In many ways, a shadoof resembles a seesaw. A strong pole, often made from wood or bamboo, is suspended across an upright structure so that the fulcrum sits roughly one-fifth of the way down its length. A heavy counterweight made from rocks and debris in a bucket, basket or animal hide is suspended from the short side of the pole, and a rope and bucket are tied to the end of the long side. The leverage exerted by the length of the pole allows the operator to pull down on the rope to raise the weight and fill a bucket of water, and the counterweight brings the full bucket back up. A gentle, rhythmic swinging motion dumps the water from the bucket into an irrigation ditch or canal close to the long end of the shadoof.

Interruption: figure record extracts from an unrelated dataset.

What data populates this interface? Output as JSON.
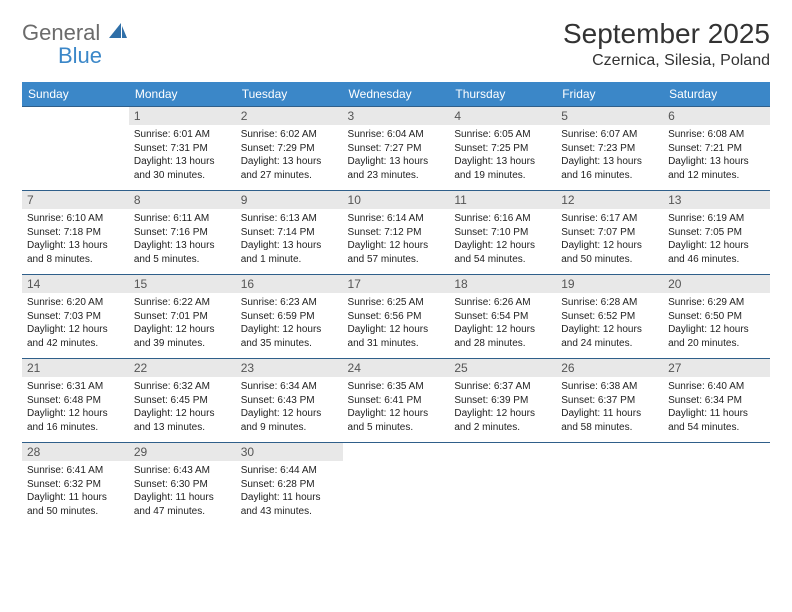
{
  "logo": {
    "general": "General",
    "blue": "Blue"
  },
  "title": {
    "month": "September 2025",
    "location": "Czernica, Silesia, Poland"
  },
  "colors": {
    "header_bg": "#3b87c8",
    "header_text": "#ffffff",
    "daynum_bg": "#e8e8e8",
    "border": "#2f5f8a",
    "text": "#222222"
  },
  "day_names": [
    "Sunday",
    "Monday",
    "Tuesday",
    "Wednesday",
    "Thursday",
    "Friday",
    "Saturday"
  ],
  "weeks": [
    [
      {
        "n": "",
        "empty": true
      },
      {
        "n": "1",
        "sr": "Sunrise: 6:01 AM",
        "ss": "Sunset: 7:31 PM",
        "dl": "Daylight: 13 hours and 30 minutes."
      },
      {
        "n": "2",
        "sr": "Sunrise: 6:02 AM",
        "ss": "Sunset: 7:29 PM",
        "dl": "Daylight: 13 hours and 27 minutes."
      },
      {
        "n": "3",
        "sr": "Sunrise: 6:04 AM",
        "ss": "Sunset: 7:27 PM",
        "dl": "Daylight: 13 hours and 23 minutes."
      },
      {
        "n": "4",
        "sr": "Sunrise: 6:05 AM",
        "ss": "Sunset: 7:25 PM",
        "dl": "Daylight: 13 hours and 19 minutes."
      },
      {
        "n": "5",
        "sr": "Sunrise: 6:07 AM",
        "ss": "Sunset: 7:23 PM",
        "dl": "Daylight: 13 hours and 16 minutes."
      },
      {
        "n": "6",
        "sr": "Sunrise: 6:08 AM",
        "ss": "Sunset: 7:21 PM",
        "dl": "Daylight: 13 hours and 12 minutes."
      }
    ],
    [
      {
        "n": "7",
        "sr": "Sunrise: 6:10 AM",
        "ss": "Sunset: 7:18 PM",
        "dl": "Daylight: 13 hours and 8 minutes."
      },
      {
        "n": "8",
        "sr": "Sunrise: 6:11 AM",
        "ss": "Sunset: 7:16 PM",
        "dl": "Daylight: 13 hours and 5 minutes."
      },
      {
        "n": "9",
        "sr": "Sunrise: 6:13 AM",
        "ss": "Sunset: 7:14 PM",
        "dl": "Daylight: 13 hours and 1 minute."
      },
      {
        "n": "10",
        "sr": "Sunrise: 6:14 AM",
        "ss": "Sunset: 7:12 PM",
        "dl": "Daylight: 12 hours and 57 minutes."
      },
      {
        "n": "11",
        "sr": "Sunrise: 6:16 AM",
        "ss": "Sunset: 7:10 PM",
        "dl": "Daylight: 12 hours and 54 minutes."
      },
      {
        "n": "12",
        "sr": "Sunrise: 6:17 AM",
        "ss": "Sunset: 7:07 PM",
        "dl": "Daylight: 12 hours and 50 minutes."
      },
      {
        "n": "13",
        "sr": "Sunrise: 6:19 AM",
        "ss": "Sunset: 7:05 PM",
        "dl": "Daylight: 12 hours and 46 minutes."
      }
    ],
    [
      {
        "n": "14",
        "sr": "Sunrise: 6:20 AM",
        "ss": "Sunset: 7:03 PM",
        "dl": "Daylight: 12 hours and 42 minutes."
      },
      {
        "n": "15",
        "sr": "Sunrise: 6:22 AM",
        "ss": "Sunset: 7:01 PM",
        "dl": "Daylight: 12 hours and 39 minutes."
      },
      {
        "n": "16",
        "sr": "Sunrise: 6:23 AM",
        "ss": "Sunset: 6:59 PM",
        "dl": "Daylight: 12 hours and 35 minutes."
      },
      {
        "n": "17",
        "sr": "Sunrise: 6:25 AM",
        "ss": "Sunset: 6:56 PM",
        "dl": "Daylight: 12 hours and 31 minutes."
      },
      {
        "n": "18",
        "sr": "Sunrise: 6:26 AM",
        "ss": "Sunset: 6:54 PM",
        "dl": "Daylight: 12 hours and 28 minutes."
      },
      {
        "n": "19",
        "sr": "Sunrise: 6:28 AM",
        "ss": "Sunset: 6:52 PM",
        "dl": "Daylight: 12 hours and 24 minutes."
      },
      {
        "n": "20",
        "sr": "Sunrise: 6:29 AM",
        "ss": "Sunset: 6:50 PM",
        "dl": "Daylight: 12 hours and 20 minutes."
      }
    ],
    [
      {
        "n": "21",
        "sr": "Sunrise: 6:31 AM",
        "ss": "Sunset: 6:48 PM",
        "dl": "Daylight: 12 hours and 16 minutes."
      },
      {
        "n": "22",
        "sr": "Sunrise: 6:32 AM",
        "ss": "Sunset: 6:45 PM",
        "dl": "Daylight: 12 hours and 13 minutes."
      },
      {
        "n": "23",
        "sr": "Sunrise: 6:34 AM",
        "ss": "Sunset: 6:43 PM",
        "dl": "Daylight: 12 hours and 9 minutes."
      },
      {
        "n": "24",
        "sr": "Sunrise: 6:35 AM",
        "ss": "Sunset: 6:41 PM",
        "dl": "Daylight: 12 hours and 5 minutes."
      },
      {
        "n": "25",
        "sr": "Sunrise: 6:37 AM",
        "ss": "Sunset: 6:39 PM",
        "dl": "Daylight: 12 hours and 2 minutes."
      },
      {
        "n": "26",
        "sr": "Sunrise: 6:38 AM",
        "ss": "Sunset: 6:37 PM",
        "dl": "Daylight: 11 hours and 58 minutes."
      },
      {
        "n": "27",
        "sr": "Sunrise: 6:40 AM",
        "ss": "Sunset: 6:34 PM",
        "dl": "Daylight: 11 hours and 54 minutes."
      }
    ],
    [
      {
        "n": "28",
        "sr": "Sunrise: 6:41 AM",
        "ss": "Sunset: 6:32 PM",
        "dl": "Daylight: 11 hours and 50 minutes."
      },
      {
        "n": "29",
        "sr": "Sunrise: 6:43 AM",
        "ss": "Sunset: 6:30 PM",
        "dl": "Daylight: 11 hours and 47 minutes."
      },
      {
        "n": "30",
        "sr": "Sunrise: 6:44 AM",
        "ss": "Sunset: 6:28 PM",
        "dl": "Daylight: 11 hours and 43 minutes."
      },
      {
        "n": "",
        "empty": true
      },
      {
        "n": "",
        "empty": true
      },
      {
        "n": "",
        "empty": true
      },
      {
        "n": "",
        "empty": true
      }
    ]
  ]
}
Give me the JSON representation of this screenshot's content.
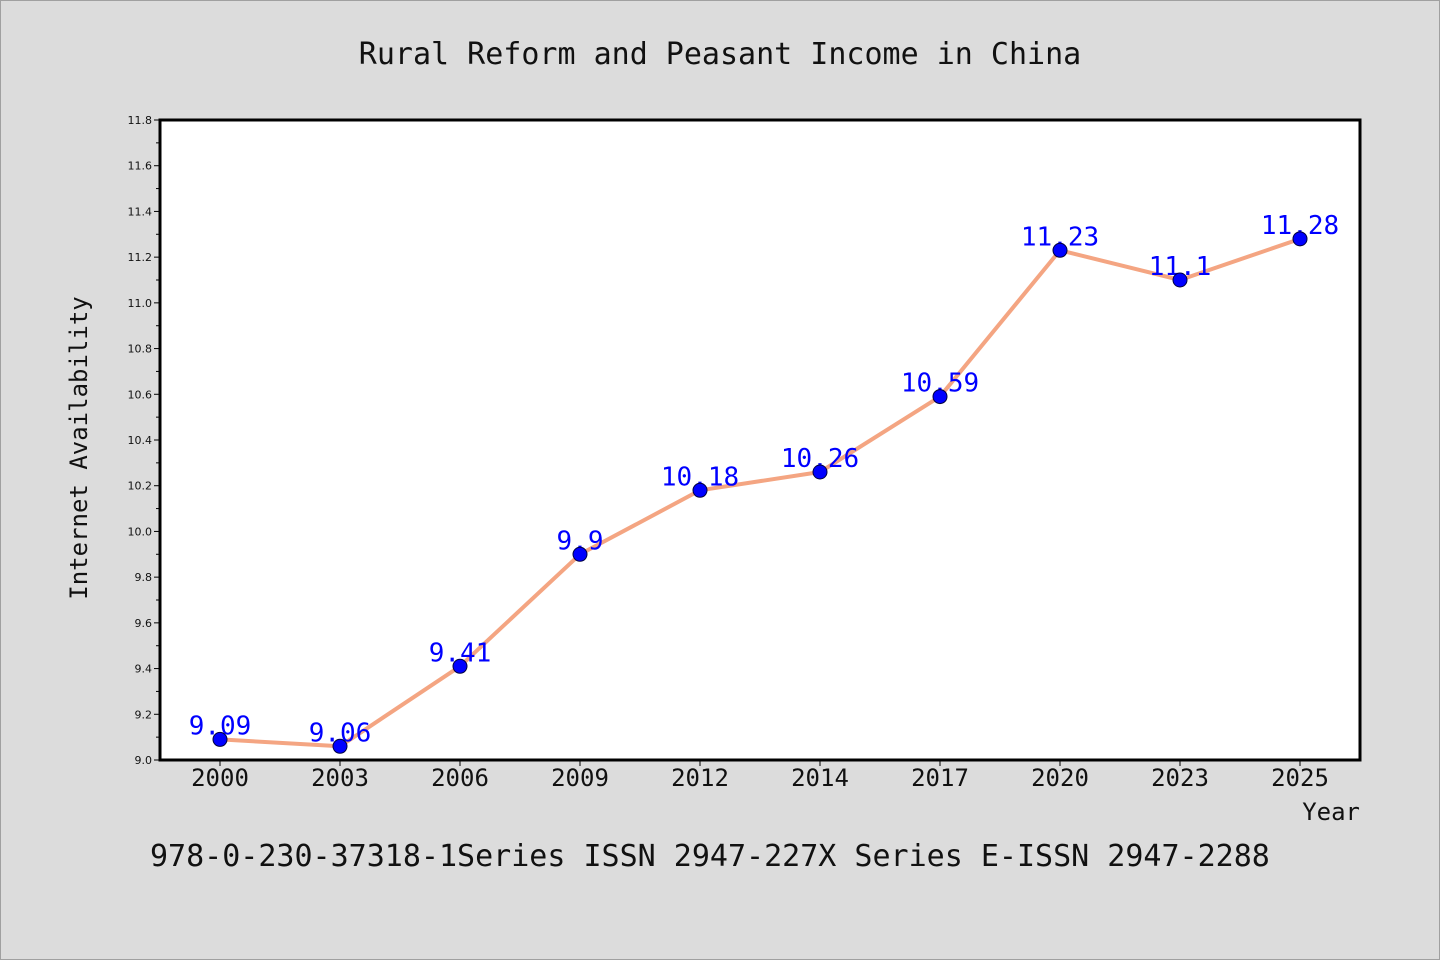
{
  "chart_data": {
    "type": "line",
    "title": "Rural Reform and Peasant Income in China",
    "xlabel": "Year",
    "ylabel": "Internet Availability",
    "categories": [
      "2000",
      "2003",
      "2006",
      "2009",
      "2012",
      "2014",
      "2017",
      "2020",
      "2023",
      "2025"
    ],
    "series": [
      {
        "values": [
          9.09,
          9.06,
          9.41,
          9.9,
          10.18,
          10.26,
          10.59,
          11.23,
          11.1,
          11.28
        ]
      }
    ],
    "ylim": [
      9.0,
      11.8
    ],
    "yticks": [
      "9.0",
      "9.2",
      "9.4",
      "9.6",
      "9.8",
      "10.0",
      "10.2",
      "10.4",
      "10.6",
      "10.8",
      "11.0",
      "11.2",
      "11.4",
      "11.6",
      "11.8"
    ],
    "y_minor_ticks": true,
    "grid": false,
    "legend": false,
    "data_labels": true,
    "colors": {
      "background": "#dcdcdc",
      "plot_background": "#ffffff",
      "line": "#f4a582",
      "marker": "#0000ff",
      "data_label": "#0000ff"
    }
  },
  "footer": "978-0-230-37318-1Series ISSN 2947-227X Series E-ISSN 2947-2288"
}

A shadoof is used only for pumping surface water, because the length of its mechanical process does not permit it to lift water from a depth greater than about 10 feet (about 3 m). Although it is limited in the depth it can access, it is able to pump a remarkably large volume — as much about half a gallon (about 2 liters) per second. In India, the shadoof deficiency in pumping from depths has been circumvented by an innovation known as a picottah or dhenkli, in which several shadoofs are mounted in a series, one above the other. This enables water to be raised a considerable height by manpower with only a minimal loss in efficiency.
The invention of the shadoof is believed to have revolutionized agriculture in the ancient world by dramatically improving the efficiency of small-scale irrigation. Its importance was so great in the Fertile Crescent that the image of a shadoof was embossed on a Sargonid seal dating from 2000 B.C. Some archaeologists believe that ancient civilizations with knowledge of the shadoof, such as the Egyptians, Sumerians and Babylonians, might have used them to move the immense blocks used in the construction of their monuments. Despite the age of the technology, its cheap construction and its ability to be operated by hand has led to it being used in remote Indian and Egyptian farms even in the 21st century.